DERAIN, BALTHUS, GIACOMETTI. Une amitié artistique. L’entrée dans les collections du Musée d’Art moderne de la Ville de Paris de la Grande Bacchanale noire (1935-1945) de Derain (1880-1954) est l’occasion de rendre hommage à ce « second Derain », celui des années 1920-1930 et surtout des toutes dernières années, incompris du grand public, qui préfère ses années fauves à ses toiles tout imprégnées du passé. Et pourtant « c’est en entrouvrant la porte du passé que Derain fait remonter vers le XXe siècle toute l’énergie de la peinture des temps lointains. » Giacometti (1901-1966) et Balthus (1908-2001) le comprennent très vite. Ces trois artistes vivent une amitié exceptionnelle faite d’admiration et d’estime réciproques. C’est ainsi que Balthus organisera en 1970, à la Villa Médicis, une rétrospective de Giacometti et en 1976 une autre sur Derain.
Les quelque 350 œuvres (peintures, sculptures, œuvres sur papier et photographies) provenant des plus grandes institutions d’Europe, d’Amérique et du Japon montrent, tout au long d’un parcours en huit sections, les ressemblances et les interactions entre ces trois artistes. C’est particulièrement évident dans des sections comme « Le regard culturel », où l’on voit l’influence du passé sur leurs œuvres ou « Vies silencieuses » et leur manière d’intensifier la présence physique des paysages ou des figures.
Leur amitié se manifeste aussi par leurs amis et mécènes communs. Ils se peignent les uns les autres et tandis que Pierre Colle est peint par Balthus, son épouse Carmen l’est par Derain. Les sujets eux-mêmes sont emplis de similitudes troublantes. Outre ceux de la section « Le modèle », ceux de la section « Le rêve - visions de l’inconnu » sont particulièrement similaires. On y retrouve le thème classique de la femme couchée et celui du songe, parfois réunis, comme dans la Femme couchée qui rêve (1929) de Giacometti, le Nu allongé au divan vert (vers 1934-1939) de Derain ou le Nu couché (1983-1986) de Balthus.
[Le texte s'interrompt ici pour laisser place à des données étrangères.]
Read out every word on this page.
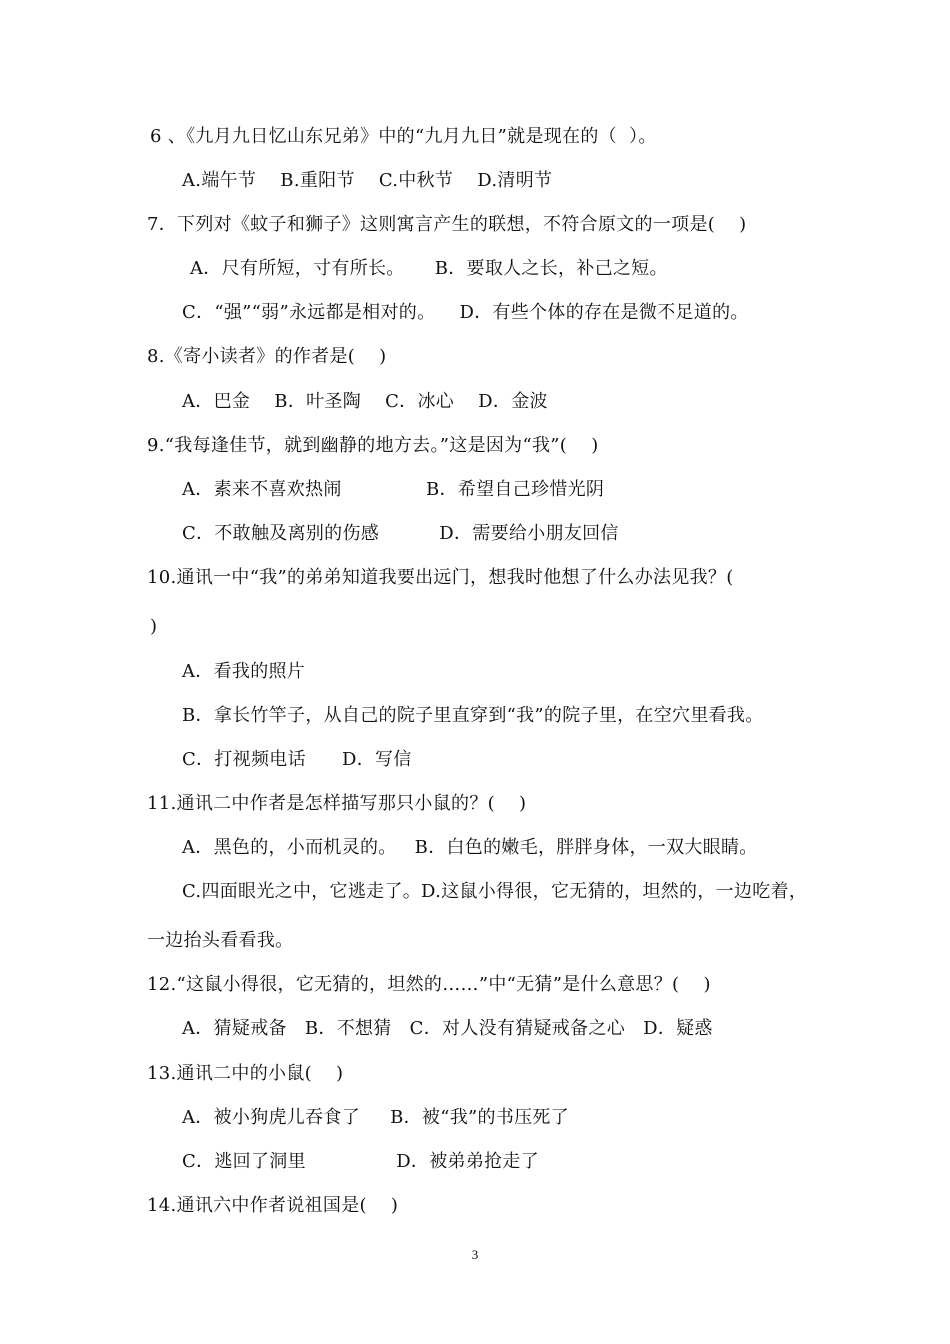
6 、《九月九日忆山东兄弟》中的“九月九日”就是现在的（  ）。
A.端午节    B.重阳节    C.中秋节    D.清明节
7．下列对《蚊子和狮子》这则寓言产生的联想，不符合原文的一项是(    )
A．尺有所短，寸有所长。     B．要取人之长，补己之短。
C．“强”“弱”永远都是相对的。    D．有些个体的存在是微不足道的。
8.《寄小读者》的作者是(    )
A．巴金    B．叶圣陶    C．冰心    D．金波
9.“我每逢佳节，就到幽静的地方去。”这是因为“我”(    )
A．素来不喜欢热闹              B．希望自己珍惜光阴
C．不敢触及离别的伤感          D．需要给小朋友回信
10.通讯一中“我”的弟弟知道我要出远门，想我时他想了什么办法见我？(
)
A．看我的照片
B．拿长竹竿子，从自己的院子里直穿到“我”的院子里，在空穴里看我。
C．打视频电话      D．写信
11.通讯二中作者是怎样描写那只小鼠的？(    )
A．黑色的，小而机灵的。   B．白色的嫩毛，胖胖身体，一双大眼睛。
C.四面眼光之中，它逃走了。D.这鼠小得很，它无猜的，坦然的，一边吃着，
一边抬头看看我。
12.“这鼠小得很，它无猜的，坦然的……”中“无猜”是什么意思？(    )
A．猜疑戒备   B．不想猜   C．对人没有猜疑戒备之心   D．疑惑
13.通讯二中的小鼠(    )
A．被小狗虎儿吞食了     B．被“我”的书压死了
C．逃回了洞里               D．被弟弟抢走了
14.通讯六中作者说祖国是(    )
3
Au milieu du parcours, la section « Entracte », avec ses deux composantes, « Intermezzo 1 » et « Intermezzo 2 » nous montre le travail considérable de ces trois artistes pour le théâtre et la littérature. Balthus dessine des illustrations pour Les Hauts de Hurlevent (1932-1935). Plus tard, il fait les décors et les costumes pour Les Censi (1935) puis pour L’État de siège d’Albert Camus (1948). Derain réalise les costumes, les décors et parfois le livret de La Concurrence (1932), Fastes et Les Songes (1933), Salade (1935). Plus tard, avec la création du Festival d’art lyrique d’Aix-en-Provence, Balthus est choisi pour réaliser les décors de Cosi fan tutte (1950) et Derain ceux de L’Enlèvement au sérail (1951) et du Barbier de Séville (1953). En 1961, Jean-Louis Barrault demande à Giacometti de réaliser le décor minimaliste de En attendant Godot. Une œuvre de l’artiste contemporain Gerard Byrne, Construction V d’après Giacometti (2006) s’inspire de ce décor minimaliste répondant aux indications scéniques laconiques de Beckett « Route de campagne avec arbre. Soir » !
Une exposition très intéressante permettant de mieux connaître Derain et Balthus, dont les dernières rétrospectives, en France, remontent à 1994 et 1983. R.P. Musée d’Art moderne de la Ville de Paris 16e. Jusqu’au 29 octobre 2017. Lien : www.mam.paris.fr.